50 dakika süresini görünce geçmiş tecrübelerden yola çıkarak endişelendiysem de bir anda parlayıp tutuşan Ethereal Fire gönlüme su (benzin diyelim) serpti. Yumruk sıktıran orta tempolu marş vari kısımlar, temiz gitarlar ve tam manasıyla bir black metal taarruzundan söz edilemese dahi deride ciddi yanıklara neden olup ciğerleri zehirli gazla dolduracak bir ateşin kıvılcımını çakan o saldırgan tremolo gitarlar arasındaki denge enfes. With Fury and Vengeance‘da devreye bir de groove giriyor ki sadece bu iki şarkı itibariyle bile Cloak’un kendini geliştirdiği, sınıf atladığı bariz ortada. 2000’ler SATYRICON‘ından izler taşıyan bu 2. parça, bence albümün en iyilerinden biri.
Orta tempo çift bas davuluna oturan Shadowlands‘de solo gitarın da kendini göstermesiyle yine farklı, fakat aynı kapıya çıkan bir yol izliyor Cloak. Bir anda müziği kesip gotik metalin o fısıltılı konuşma vokallerine geçtikleri kısımlar, Invictus ve Holy Dark‘ın gotik rock/metal ile black metal arasında sürekli gidip gelen, bu sırada da ateşi diri duran canlı yapıları derken ilk yarı akıp gidiyor. Yağ gibi kayıp giderken karayollarının bir türlü asfalt ile aynı seviyede tutamadığı bir rögar kapağına denk gelip jant yamultmuşçasına insanın tadını kaçıran Seven Thunders‘ın upuzun girizgahı bile, nihayet sona erdiğinde patlayan o serkeş d-beat ile teselli buluyor.
The Holy Dark ise grubun black metal köklerine ne kadar sıkı tutunduğunu görmek adına en iyi örnek. Söz gelimi Tribulation’dan Watain’e doğru bir kaymadan söz edilecekse direkt bu şarkı örnek gösterilebilir. Baştan sona hızlı, tremolo gitarlar ve şarkıya komuta eden net vokallerle bezeli; rif üzerine rif ile geldiği 1:50 ve sonrasında grubun Erik Danielsson’dan ne kadar etkilendiğini rahatlıkla duyabilirsiniz.

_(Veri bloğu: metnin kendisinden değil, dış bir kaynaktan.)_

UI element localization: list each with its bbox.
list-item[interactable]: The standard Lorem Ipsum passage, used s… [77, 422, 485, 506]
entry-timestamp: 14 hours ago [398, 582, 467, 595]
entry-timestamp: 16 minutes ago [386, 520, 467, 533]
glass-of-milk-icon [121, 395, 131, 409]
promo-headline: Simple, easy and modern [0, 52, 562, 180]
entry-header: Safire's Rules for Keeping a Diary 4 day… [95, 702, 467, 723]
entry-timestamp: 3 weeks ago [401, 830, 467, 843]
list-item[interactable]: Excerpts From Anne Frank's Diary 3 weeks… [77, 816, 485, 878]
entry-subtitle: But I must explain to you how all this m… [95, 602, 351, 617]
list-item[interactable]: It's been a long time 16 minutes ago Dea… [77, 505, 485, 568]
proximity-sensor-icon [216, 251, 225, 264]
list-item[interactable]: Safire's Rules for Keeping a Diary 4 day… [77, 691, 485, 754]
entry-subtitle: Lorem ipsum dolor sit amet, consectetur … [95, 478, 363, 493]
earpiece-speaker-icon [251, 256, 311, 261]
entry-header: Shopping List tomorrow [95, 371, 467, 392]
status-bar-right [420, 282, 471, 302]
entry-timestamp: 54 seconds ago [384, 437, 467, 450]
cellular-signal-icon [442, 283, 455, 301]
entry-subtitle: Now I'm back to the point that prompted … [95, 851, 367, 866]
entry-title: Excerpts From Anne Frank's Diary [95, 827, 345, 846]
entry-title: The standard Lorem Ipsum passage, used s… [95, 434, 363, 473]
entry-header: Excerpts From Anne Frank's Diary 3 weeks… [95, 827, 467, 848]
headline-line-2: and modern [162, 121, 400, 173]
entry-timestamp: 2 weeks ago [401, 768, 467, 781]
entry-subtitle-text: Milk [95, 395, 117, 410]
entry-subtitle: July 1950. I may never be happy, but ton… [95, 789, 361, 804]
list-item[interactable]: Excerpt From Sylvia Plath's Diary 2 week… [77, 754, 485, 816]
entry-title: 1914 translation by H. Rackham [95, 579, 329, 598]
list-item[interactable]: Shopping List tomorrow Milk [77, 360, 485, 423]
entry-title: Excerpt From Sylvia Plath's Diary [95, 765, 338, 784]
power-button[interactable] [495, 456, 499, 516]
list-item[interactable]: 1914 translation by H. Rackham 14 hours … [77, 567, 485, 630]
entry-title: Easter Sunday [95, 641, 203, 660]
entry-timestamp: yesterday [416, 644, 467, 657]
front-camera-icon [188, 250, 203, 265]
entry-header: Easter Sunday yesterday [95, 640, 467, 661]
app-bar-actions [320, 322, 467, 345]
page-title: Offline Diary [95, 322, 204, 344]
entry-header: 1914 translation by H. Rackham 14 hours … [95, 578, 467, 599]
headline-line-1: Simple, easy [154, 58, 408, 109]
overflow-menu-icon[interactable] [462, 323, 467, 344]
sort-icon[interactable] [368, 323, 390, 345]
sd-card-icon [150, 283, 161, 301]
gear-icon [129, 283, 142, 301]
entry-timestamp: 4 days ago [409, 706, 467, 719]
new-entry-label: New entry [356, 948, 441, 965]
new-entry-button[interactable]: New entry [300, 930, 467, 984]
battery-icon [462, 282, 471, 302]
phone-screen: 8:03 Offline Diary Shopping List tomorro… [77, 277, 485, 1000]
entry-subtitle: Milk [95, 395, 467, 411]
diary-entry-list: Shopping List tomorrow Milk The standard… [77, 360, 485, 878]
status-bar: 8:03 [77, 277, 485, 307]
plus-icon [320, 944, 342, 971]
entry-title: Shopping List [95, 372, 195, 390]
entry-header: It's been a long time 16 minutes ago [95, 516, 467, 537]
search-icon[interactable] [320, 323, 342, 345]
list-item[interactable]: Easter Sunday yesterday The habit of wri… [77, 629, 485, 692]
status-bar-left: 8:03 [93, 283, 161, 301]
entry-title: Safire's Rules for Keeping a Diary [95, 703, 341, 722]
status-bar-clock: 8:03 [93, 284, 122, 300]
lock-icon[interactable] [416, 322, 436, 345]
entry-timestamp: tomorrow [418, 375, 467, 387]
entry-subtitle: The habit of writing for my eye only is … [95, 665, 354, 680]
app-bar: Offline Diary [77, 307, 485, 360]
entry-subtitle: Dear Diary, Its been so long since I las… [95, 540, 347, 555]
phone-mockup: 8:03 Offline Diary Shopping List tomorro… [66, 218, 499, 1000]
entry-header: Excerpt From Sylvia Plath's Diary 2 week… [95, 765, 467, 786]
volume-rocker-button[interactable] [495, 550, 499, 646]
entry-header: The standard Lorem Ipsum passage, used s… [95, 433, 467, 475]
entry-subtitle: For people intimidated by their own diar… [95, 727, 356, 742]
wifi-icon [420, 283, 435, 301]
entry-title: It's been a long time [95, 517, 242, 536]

Her şey güzel hoş, fakat Black Flame Eternal bir türlü birlikte adını geçirdiği o büyüklerin akılda kalıcılık seviyesine, tekrar tekrar dinlenebilme gücüne çıkamıyor. Doğru tasarlanmış, düzgün kumaş kullanılmış, şık ve rahat bir takım elbise gibi Black Flame Eternal; fakat Watain’in veya Tribulation’ın ne kadar özel gruplar olduklarını düşünürsek onları özel kılan o albümler de sanki kişiye özel dikilmiş, direkt vücudunuzun bir parçası gibi hissettiren kıyafetlerdi ve Cloak henüz zanaatinde o noktaya gelebilmiş değil. Saatlerce de dinleseniz (ki sadece bugün arka planda 4 tur dinlemişim) belirli bir nakarat, bir melodi bırakmıyor geride. Bu da azımsanmayacak bir eksiklik.

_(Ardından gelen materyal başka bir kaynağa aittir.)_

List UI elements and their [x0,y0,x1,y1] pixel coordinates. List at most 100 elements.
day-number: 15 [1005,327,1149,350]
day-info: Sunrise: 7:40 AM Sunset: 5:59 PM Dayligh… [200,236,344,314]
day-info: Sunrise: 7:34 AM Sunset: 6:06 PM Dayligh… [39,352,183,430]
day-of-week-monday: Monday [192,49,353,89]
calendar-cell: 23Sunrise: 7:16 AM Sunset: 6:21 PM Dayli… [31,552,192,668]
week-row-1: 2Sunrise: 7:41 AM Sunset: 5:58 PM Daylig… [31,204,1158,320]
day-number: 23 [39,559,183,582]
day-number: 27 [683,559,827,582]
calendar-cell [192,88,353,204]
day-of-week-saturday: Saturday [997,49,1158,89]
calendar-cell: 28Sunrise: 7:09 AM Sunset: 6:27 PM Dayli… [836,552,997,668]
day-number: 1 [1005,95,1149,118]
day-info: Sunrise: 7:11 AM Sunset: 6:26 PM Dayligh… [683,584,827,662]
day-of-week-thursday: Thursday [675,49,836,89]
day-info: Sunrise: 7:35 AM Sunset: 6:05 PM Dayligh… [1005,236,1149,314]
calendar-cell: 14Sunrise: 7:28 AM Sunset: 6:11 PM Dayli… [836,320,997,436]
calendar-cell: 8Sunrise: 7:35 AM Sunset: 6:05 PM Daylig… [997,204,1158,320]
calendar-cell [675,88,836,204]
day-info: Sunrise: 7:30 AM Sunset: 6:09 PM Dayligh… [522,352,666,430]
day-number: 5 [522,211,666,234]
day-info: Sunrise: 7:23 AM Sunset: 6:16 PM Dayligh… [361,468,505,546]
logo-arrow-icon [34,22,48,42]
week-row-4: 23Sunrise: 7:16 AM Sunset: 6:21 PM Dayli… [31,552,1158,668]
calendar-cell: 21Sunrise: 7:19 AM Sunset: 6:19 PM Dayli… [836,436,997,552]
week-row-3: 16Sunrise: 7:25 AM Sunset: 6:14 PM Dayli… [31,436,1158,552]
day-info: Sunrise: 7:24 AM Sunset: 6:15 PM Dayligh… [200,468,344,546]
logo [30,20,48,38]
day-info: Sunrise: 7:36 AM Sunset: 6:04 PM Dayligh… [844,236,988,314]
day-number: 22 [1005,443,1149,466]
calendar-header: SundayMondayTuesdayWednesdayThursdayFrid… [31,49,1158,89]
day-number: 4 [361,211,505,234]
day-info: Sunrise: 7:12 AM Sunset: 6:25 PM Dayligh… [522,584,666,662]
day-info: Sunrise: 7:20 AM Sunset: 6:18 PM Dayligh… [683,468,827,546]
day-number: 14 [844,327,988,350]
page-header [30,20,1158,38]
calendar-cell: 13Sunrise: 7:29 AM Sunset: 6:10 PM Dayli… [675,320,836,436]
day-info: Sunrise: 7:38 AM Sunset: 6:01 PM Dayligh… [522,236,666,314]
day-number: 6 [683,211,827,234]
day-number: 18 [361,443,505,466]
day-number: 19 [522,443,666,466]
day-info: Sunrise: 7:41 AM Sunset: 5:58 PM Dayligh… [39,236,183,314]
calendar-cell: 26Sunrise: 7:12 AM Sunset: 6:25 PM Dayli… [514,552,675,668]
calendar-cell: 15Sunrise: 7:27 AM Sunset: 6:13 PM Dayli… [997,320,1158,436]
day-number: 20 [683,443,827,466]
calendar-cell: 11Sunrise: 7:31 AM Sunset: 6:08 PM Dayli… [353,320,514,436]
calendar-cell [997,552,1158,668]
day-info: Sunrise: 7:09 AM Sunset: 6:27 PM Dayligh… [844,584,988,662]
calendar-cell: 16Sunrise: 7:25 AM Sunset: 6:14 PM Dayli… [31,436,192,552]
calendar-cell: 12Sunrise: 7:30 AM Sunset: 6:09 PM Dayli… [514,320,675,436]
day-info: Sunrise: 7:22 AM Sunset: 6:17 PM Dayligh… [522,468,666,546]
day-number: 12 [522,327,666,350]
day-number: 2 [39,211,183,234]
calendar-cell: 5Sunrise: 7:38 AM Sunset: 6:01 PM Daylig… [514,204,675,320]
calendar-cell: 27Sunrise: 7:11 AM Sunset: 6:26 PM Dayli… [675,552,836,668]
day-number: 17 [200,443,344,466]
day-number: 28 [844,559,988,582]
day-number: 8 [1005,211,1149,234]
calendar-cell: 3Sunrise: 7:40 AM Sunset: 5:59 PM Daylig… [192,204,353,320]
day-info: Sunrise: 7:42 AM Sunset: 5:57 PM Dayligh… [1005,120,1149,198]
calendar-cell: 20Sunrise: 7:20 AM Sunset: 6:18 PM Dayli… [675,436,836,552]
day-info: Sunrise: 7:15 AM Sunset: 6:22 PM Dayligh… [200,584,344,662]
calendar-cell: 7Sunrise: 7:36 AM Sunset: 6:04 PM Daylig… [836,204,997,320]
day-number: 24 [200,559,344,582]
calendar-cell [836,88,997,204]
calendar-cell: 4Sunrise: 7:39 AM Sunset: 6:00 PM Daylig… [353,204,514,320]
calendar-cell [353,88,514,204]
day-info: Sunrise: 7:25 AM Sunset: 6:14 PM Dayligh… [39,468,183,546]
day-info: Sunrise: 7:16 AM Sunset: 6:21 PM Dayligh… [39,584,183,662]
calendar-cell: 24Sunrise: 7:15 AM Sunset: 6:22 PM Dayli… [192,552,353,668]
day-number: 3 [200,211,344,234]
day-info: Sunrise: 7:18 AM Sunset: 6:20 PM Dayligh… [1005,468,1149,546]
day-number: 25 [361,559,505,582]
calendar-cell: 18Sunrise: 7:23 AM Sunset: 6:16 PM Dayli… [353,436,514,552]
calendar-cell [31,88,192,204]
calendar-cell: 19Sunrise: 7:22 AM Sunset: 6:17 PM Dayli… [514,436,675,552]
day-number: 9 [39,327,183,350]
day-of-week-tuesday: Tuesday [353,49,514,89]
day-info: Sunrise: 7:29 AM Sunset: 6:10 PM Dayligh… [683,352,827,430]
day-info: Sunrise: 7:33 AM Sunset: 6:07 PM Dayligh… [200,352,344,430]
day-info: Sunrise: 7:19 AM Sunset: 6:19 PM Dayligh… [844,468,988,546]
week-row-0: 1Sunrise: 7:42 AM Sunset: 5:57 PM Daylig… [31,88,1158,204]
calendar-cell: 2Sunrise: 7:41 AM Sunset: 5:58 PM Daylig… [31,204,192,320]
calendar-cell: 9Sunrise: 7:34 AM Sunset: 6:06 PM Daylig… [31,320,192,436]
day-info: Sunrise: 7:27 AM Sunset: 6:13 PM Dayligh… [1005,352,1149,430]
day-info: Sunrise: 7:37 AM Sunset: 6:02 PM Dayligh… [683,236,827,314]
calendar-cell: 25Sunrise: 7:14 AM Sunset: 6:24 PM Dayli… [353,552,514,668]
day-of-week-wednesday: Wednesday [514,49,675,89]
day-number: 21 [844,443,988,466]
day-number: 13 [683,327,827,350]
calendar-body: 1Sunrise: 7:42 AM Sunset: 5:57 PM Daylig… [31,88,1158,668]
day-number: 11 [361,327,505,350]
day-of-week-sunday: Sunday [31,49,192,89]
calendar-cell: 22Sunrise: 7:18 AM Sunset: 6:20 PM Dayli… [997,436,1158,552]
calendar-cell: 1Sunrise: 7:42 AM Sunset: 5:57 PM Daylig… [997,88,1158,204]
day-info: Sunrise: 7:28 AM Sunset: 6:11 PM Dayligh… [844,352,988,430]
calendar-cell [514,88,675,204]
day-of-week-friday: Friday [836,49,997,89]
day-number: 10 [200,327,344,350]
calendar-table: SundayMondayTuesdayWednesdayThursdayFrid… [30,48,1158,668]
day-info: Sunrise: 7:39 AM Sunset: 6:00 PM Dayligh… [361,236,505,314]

Ben Cloak’un iyi bir yolda olduğunu ve ilhamını black metalde aradığı takdirde kendi sesini daha rahat bulabileceğini düşünüyorum. Black Flame Eternal bu yöne doğru atılmış önemli bir adım ve eksikleri olmasına rağmen yazıda bahsi geçen grupları seven çoğu dinleyiciyi tatmin edebilecek bir albüm. Böyle gittikleri sürece karşılık bulurlar ama bir üst basamağa çıkmak istiyorlarsa daha fazlasına ihtiyaç duyacakları da bir gerçek.